Like Winair, Morris Air was originally a charter. It later began operating as a scheduled charter and then went to scheduled airline service just before the merger with Southwest. Many people didn't realize that Morris was originally a charter service because it had arrangements with tour operators that made the process seem much like flying a scheduled airline.

"Morris was a one-stop shop," agreed Kasteler. "They booked passengers and put them on the aircraft and you got your hotel, airfare, car rental and tickets to Disneyland in one package."

Kasteler said Winair is currently working with tour operators who will provide the same services with Winair handling only the travel portion of the package.

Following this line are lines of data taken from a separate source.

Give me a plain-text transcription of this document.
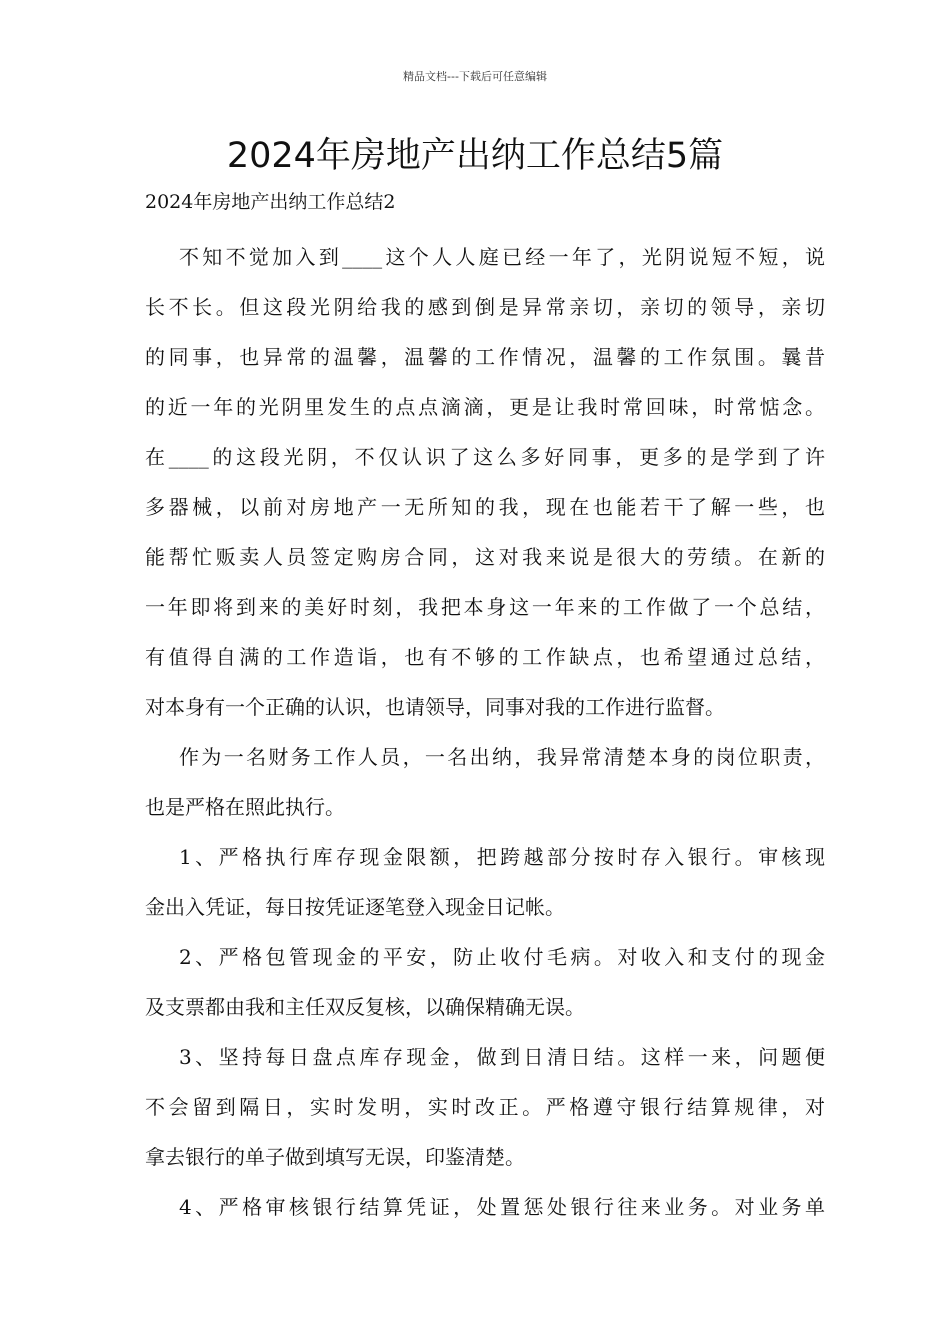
精品文档---下载后可任意编辑
2024年房地产出纳工作总结5篇
2024年房地产出纳工作总结2
不知不觉加入到____这个人人庭已经一年了，光阴说短不短，说
长不长。但这段光阴给我的感到倒是异常亲切，亲切的领导，亲切
的同事，也异常的温馨，温馨的工作情况，温馨的工作氛围。曩昔
的近一年的光阴里发生的点点滴滴，更是让我时常回味，时常惦念。
在____的这段光阴，不仅认识了这么多好同事，更多的是学到了许
多器械，以前对房地产一无所知的我，现在也能若干了解一些，也
能帮忙贩卖人员签定购房合同，这对我来说是很大的劳绩。在新的
一年即将到来的美好时刻，我把本身这一年来的工作做了一个总结，
有值得自满的工作造诣，也有不够的工作缺点，也希望通过总结，
对本身有一个正确的认识，也请领导，同事对我的工作进行监督。
作为一名财务工作人员，一名出纳，我异常清楚本身的岗位职责，
也是严格在照此执行。
1、严格执行库存现金限额，把跨越部分按时存入银行。审核现
金出入凭证，每日按凭证逐笔登入现金日记帐。
2、严格包管现金的平安，防止收付毛病。对收入和支付的现金
及支票都由我和主任双反复核，以确保精确无误。
3、坚持每日盘点库存现金，做到日清日结。这样一来，问题便
不会留到隔日，实时发明，实时改正。严格遵守银行结算规律，对
拿去银行的单子做到填写无误，印鉴清楚。
4、严格审核银行结算凭证，处置惩处银行往来业务。对业务单
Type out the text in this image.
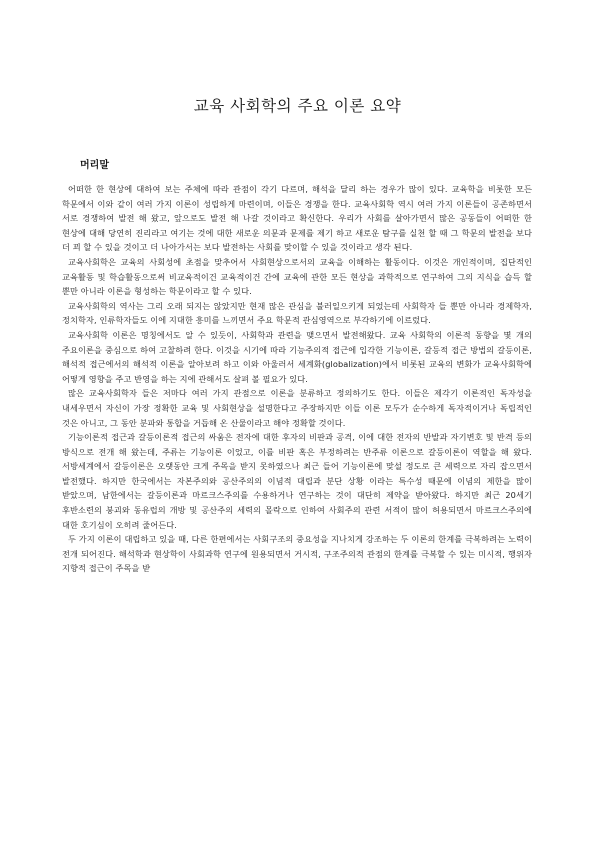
교육 사회학의 주요 이론 요약
머리말

어떠한 한 현상에 대하여 보는 주체에 따라 관점이 각기 다르며, 해석을 달리 하는 경우가 많이 있다. 교육학을 비롯한 모든 학문에서 이와 같이 여러 가지 이론이 성립하게 마련이며, 이들은 경쟁을 한다. 교육사회학 역시 여러 가지 이론들이 공존하면서 서로 경쟁하여 발전 해 왔고, 앞으로도 발전 해 나갈 것이라고 확신한다. 우리가 사회를 살아가면서 많은 공동들이 어떠한 한 현상에 대해 당연히 진리라고 여기는 것에 대한 새로운 의문과 문제를 제기 하고 새로운 탐구를 실천 할 때 그 학문의 발전을 보다 더 꾀 할 수 있을 것이고 더 나아가서는 보다 발전하는 사회를 맞이할 수 있을 것이라고 생각 된다.

교육사회학은 교육의 사회성에 초점을 맞추어서 사회현상으로서의 교육을 이해하는 활동이다. 이것은 개인적이며, 집단적인 교육활동 및 학습활동으로써 비교육적이건 교육적이건 간에 교육에 관한 모든 현상을 과학적으로 연구하여 그의 지식을 습득 할 뿐만 아니라 이론을 형성하는 학문이라고 할 수 있다.

교육사회학의 역사는 그리 오래 되지는 않았지만 현재 많은 관심을 불러일으키게 되었는데 사회학자 들 뿐만 아니라 경제학자, 정치학자, 인류학자들도 이에 지대한 흥미를 느끼면서 주요 학문적 관심영역으로 부각하기에 이르렀다.

교육사회학 이론은 명칭에서도 알 수 있듯이, 사회학과 관련을 맺으면서 발전해왔다. 교육 사회학의 이론적 동향을 몇 개의 주요이론을 중심으로 하여 고찰하려 한다. 이것을 시기에 따라 기능주의적 접근에 입각한 기능이론, 갈등적 접근 방법의 갈등이론, 해석적 접근에서의 해석적 이론을 알아보려 하고 이와 아울러서 세계화(globalization)에서 비롯된 교육의 변화가 교육사회학에 어떻게 영향을 주고 반영을 하는 지에 관해서도 살펴 볼 필요가 있다.

많은 교육사회학자 들은 저마다 여러 가지 관점으로 이론을 분류하고 정의하기도 한다. 이들은 제각기 이론적인 독자성을 내세우면서 자신이 가장 정확한 교육 및 사회현상을 설명한다고 주장하지만 이들 이론 모두가 순수하게 독자적이거나 독립적인 것은 아니고, 그 동안 분파와 통합을 거듭해 온 산물이라고 해야 정확할 것이다.

기능이론적 접근과 갈등이론적 접근의 싸움은 전자에 대한 후자의 비판과 공격, 이에 대한 전자의 반발과 자기변호 및 반격 등의 방식으로 전개 해 왔는데, 주류는 기능이론 이었고, 이를 비판 혹은 부정하려는 반주류 이론으로 갈등이론이 역할을 해 왔다. 서방세계에서 갈등이론은 오랫동안 크게 주목을 받지 못하였으나 최근 들어 기능이론에 맞설 정도로 큰 세력으로 자리 잡으면서 발전했다. 하지만 한국에서는 자본주의와 공산주의의 이념적 대립과 분단 상황 이라는 특수성 때문에 이념의 제한을 많이 받았으며, 남한에서는 갈등이론과 마르크스주의를 수용하거나 연구하는 것이 대단히 제약을 받아왔다. 하지만 최근 20세기 후반소련의 붕괴와 동유럽의 개방 및 공산주의 세력의 몰락으로 인하여 사회주의 관련 서적이 많이 허용되면서 마르크스주의에 대한 호기심이 오히려 줄어든다.

두 가지 이론이 대립하고 있을 때, 다른 한편에서는 사회구조의 중요성을 지나치게 강조하는 두 이론의 한계를 극복하려는 노력이 전개 되어진다. 해석학과 현상학이 사회과학 연구에 원용되면서 거시적, 구조주의적 관점의 한계를 극복할 수 있는 미시적, 행위자 지향적 접근이 주목을 받
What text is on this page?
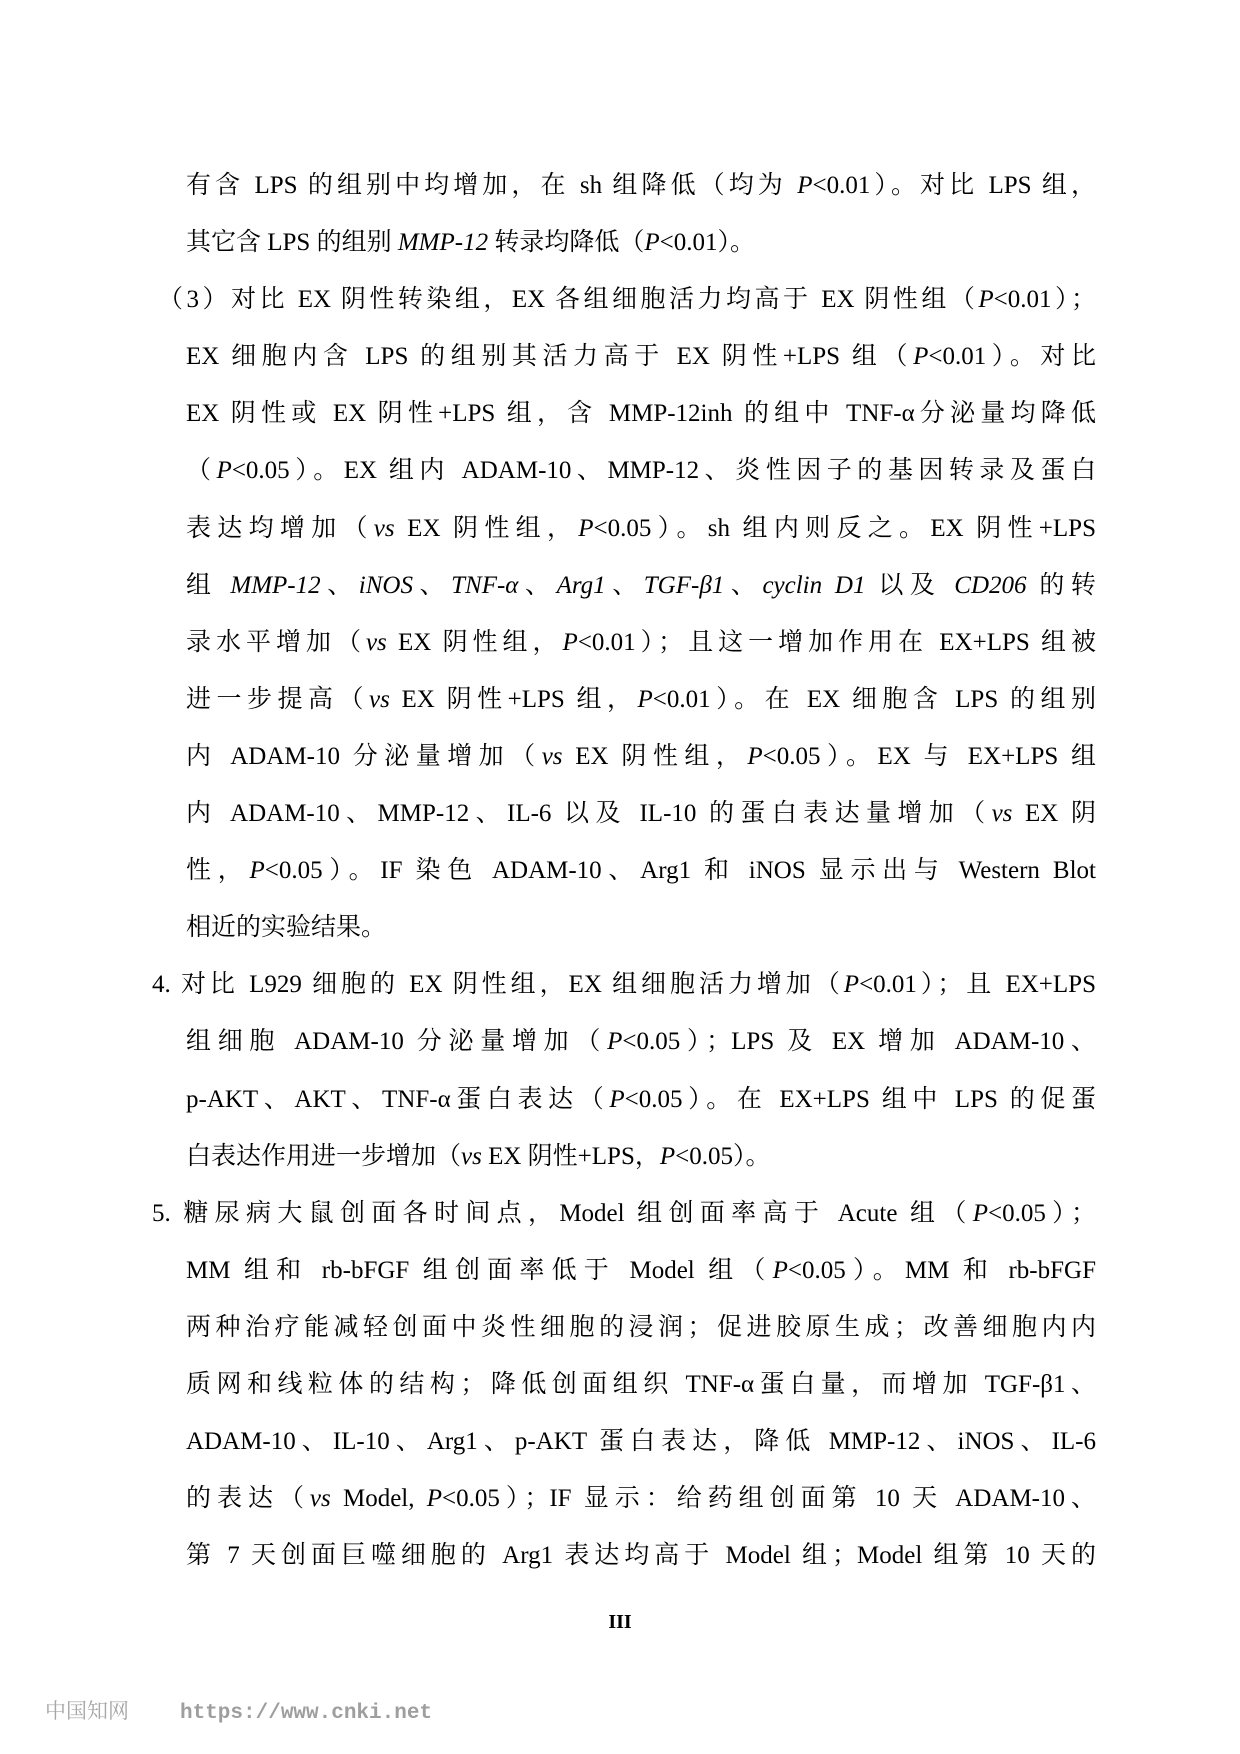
有含 LPS 的组别中均增加，在 sh 组降低（均为 P<0.01）。对比 LPS 组，
其它含 LPS 的组别 MMP-12 转录均降低（P<0.01）。
（3）对比 EX 阴性转染组，EX 各组细胞活力均高于 EX 阴性组（P<0.01）；
EX 细胞内含 LPS 的组别其活力高于 EX 阴性+LPS 组（P<0.01）。对比
EX 阴性或 EX 阴性+LPS 组，含 MMP-12inh 的组中 TNF-α分泌量均降低
（P<0.05）。EX 组内 ADAM-10、MMP-12、炎性因子的基因转录及蛋白
表达均增加（vs EX 阴性组，P<0.05）。sh 组内则反之。EX 阴性+LPS
组 MMP-12、iNOS、TNF-α、Arg1、TGF-β1、cyclin D1 以及 CD206 的转
录水平增加（vs EX 阴性组，P<0.01）；且这一增加作用在 EX+LPS 组被
进一步提高（vs EX 阴性+LPS 组，P<0.01）。在 EX 细胞含 LPS 的组别
内 ADAM-10 分泌量增加（vs EX 阴性组，P<0.05）。EX 与 EX+LPS 组
内 ADAM-10、MMP-12、IL-6 以及 IL-10 的蛋白表达量增加（vs EX 阴
性，P<0.05）。IF 染色 ADAM-10、Arg1 和 iNOS 显示出与 Western Blot
相近的实验结果。
4. 对比 L929 细胞的 EX 阴性组，EX 组细胞活力增加（P<0.01）；且 EX+LPS
组细胞 ADAM-10 分泌量增加（P<0.05）；LPS 及 EX 增加 ADAM-10、
p-AKT、AKT、TNF-α蛋白表达（P<0.05）。在 EX+LPS 组中 LPS 的促蛋
白表达作用进一步增加（vs EX 阴性+LPS，P<0.05）。
5. 糖尿病大鼠创面各时间点，Model 组创面率高于 Acute 组（P<0.05）；
MM 组和 rb-bFGF 组创面率低于 Model 组（P<0.05）。MM 和 rb-bFGF
两种治疗能减轻创面中炎性细胞的浸润；促进胶原生成；改善细胞内内
质网和线粒体的结构；降低创面组织 TNF-α蛋白量，而增加 TGF-β1、
ADAM-10、IL-10、Arg1、p-AKT 蛋白表达，降低 MMP-12、iNOS、IL-6
的表达（vs Model, P<0.05）；IF 显示：给药组创面第 10 天 ADAM-10、
第 7 天创面巨噬细胞的 Arg1 表达均高于 Model 组；Model 组第 10 天的
III
中国知网 https://www.cnki.net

Christensen cautioned that the comparison with Morris Air shouldn't be carried too far. "Morris' flights were on a scheduled basis, while we do ours on an ad hoc basis, so I don't want people to think we are picking up where Morris left off."

He said Winair is really filling the gaps created by the relocation of Champion Air, formerly based in Salt Lake City, and the shutdown of Viscount Air, based in Tucson, and Great American Airways, based in Reno.

Still, he said, there are similarities between Winair and Morris. Like Morris, Winair is providing charter service for some Utah and WAC athletic teams and plans to add more.

Currently, it is scheduled to fly the Brigham Young University football team to its away games this year. It also flies the U.S. Marshall's Service and has been asked by several NBA teams to look at next year.

"At this point, we have more opportunities than aircraft," said Christensen.

Winair has completely overhauled and refurbished its aircraft (bought used) with new interiors and FAA mandated equipment. The color scheme for the exterior of the planes is white with blue and teal lettering and accents.

Many of Winair's 70 employees are veterans of Morris Air and Key Airlines. Richard I. Winwood, one of the founders of what is now Franklin Covey and owner of the Million Air and Intermountain Piper facilities at Salt Lake International, is chairman and put up the capital to launch the company.

Winair's planes won't go overseas, but service coverage includes all of the 48 states and Alaska as well as Canada, Mexico and the Caribbean.

A third 737-200 aircraft is scheduled to come into the Winair fleet April 6, a fourth in June, a fifth in November and another two or three next year. "Our goal is to have eight planes by 1999," said Kasteler.